Most American commentators think John McCain is making a terrible mistake – or at least wasting his time – in trying to shift the focus of the presidential campaign from the economy onto Barack Obama’s character.
I’m not so sure.
When Sarah Palin suggested at the weekend that Obama had been “palling around with terrorists” – in the person of former Weather Underground guerrilla William Ayers – most pundits agreed that voters weren’t interested in her charge. Whatever about the public, the media talked of little else on Monday – even as the Dow Jones fell below 10,000 points for the first time in four years and the global financial system appeared to be giving up the ghost.
The Obama campaign spent much of the weekend warning that McCain’s decision to highlight Obama’s past associations would backfire and threatened (for the umpteenth time) that the Democrat was finally about to “take the gloves off”. On Monday, Obama’s team launched a co-ordinated TV and Internet campaign to remind voters of McCain’s links to Charles Keating, a banker who was jailed for fraud in the early 1990’s.

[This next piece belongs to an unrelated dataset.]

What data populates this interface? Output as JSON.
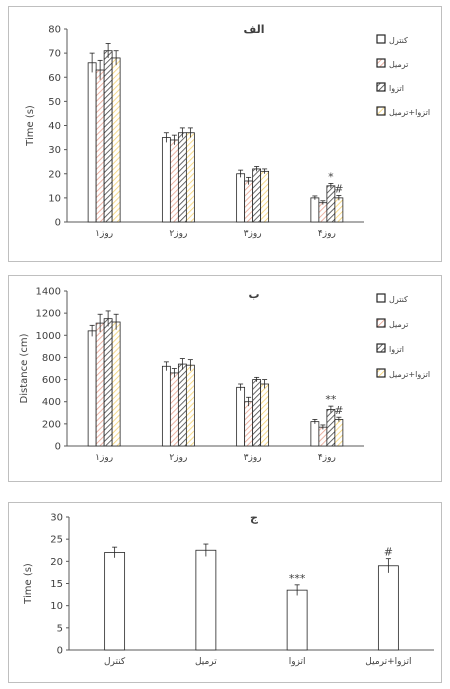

Both stories have been around for a long time but I think the attacks on Obama are likely to be more effective, not least because they reinforce doubts that are already present in voters’ minds.
“Even at this late hour in the campaign, there are essential things we don’t know about Senator Obama or the record that he brings to this campaign,” McCain said yesterday.
“My opponent’s touchiness every time he is questioned about his record should make us only more concerned. For a guy who’s already authored two memoirs, he’s not exactly an open book. It’s as if somehow the usual rules don’t apply, and where other candidates have to explain themselves and their records, Senator Obama seems to think he is above all that. Whatever the question, whatever the issue, there’s always a back story with Senator Obama. All people want to know is: What has this man ever actually accomplished in government? What does he plan for America? In short: Who is the real Barack Obama? But ask such questions and all you get in response is another barrage of angry insults.”
McCain’s criticism of Obama may be unfair – and it’s certainly unkind – but it is also shared by millions of Americans, among them many Democrats in Ohio and Pennsylvania who backed Hillary Clinton even after her campaign appeared to be doomed.
Nobody, on the other hand, thinks McCain is a crook and most Americans are likely to give him the benefit of the doubt over the Keating affair. Some of Obama’s negative campaigning has been more effective, notably his description of McCain as “erratic” and “out of touch” – which chimed with some voters’ suspicions that the Republican is not only old but possibly a little crazy.
After three weeks during which the campaign appeared to slip from his grip, McCain has taken control of the news agenda by going negative on Obama. It’s not especially pretty and it probably won’t last but the Republican’s burst of aggression has cheered up his demoralised supporters and changed the topic of conversation in the campaign – at least for now.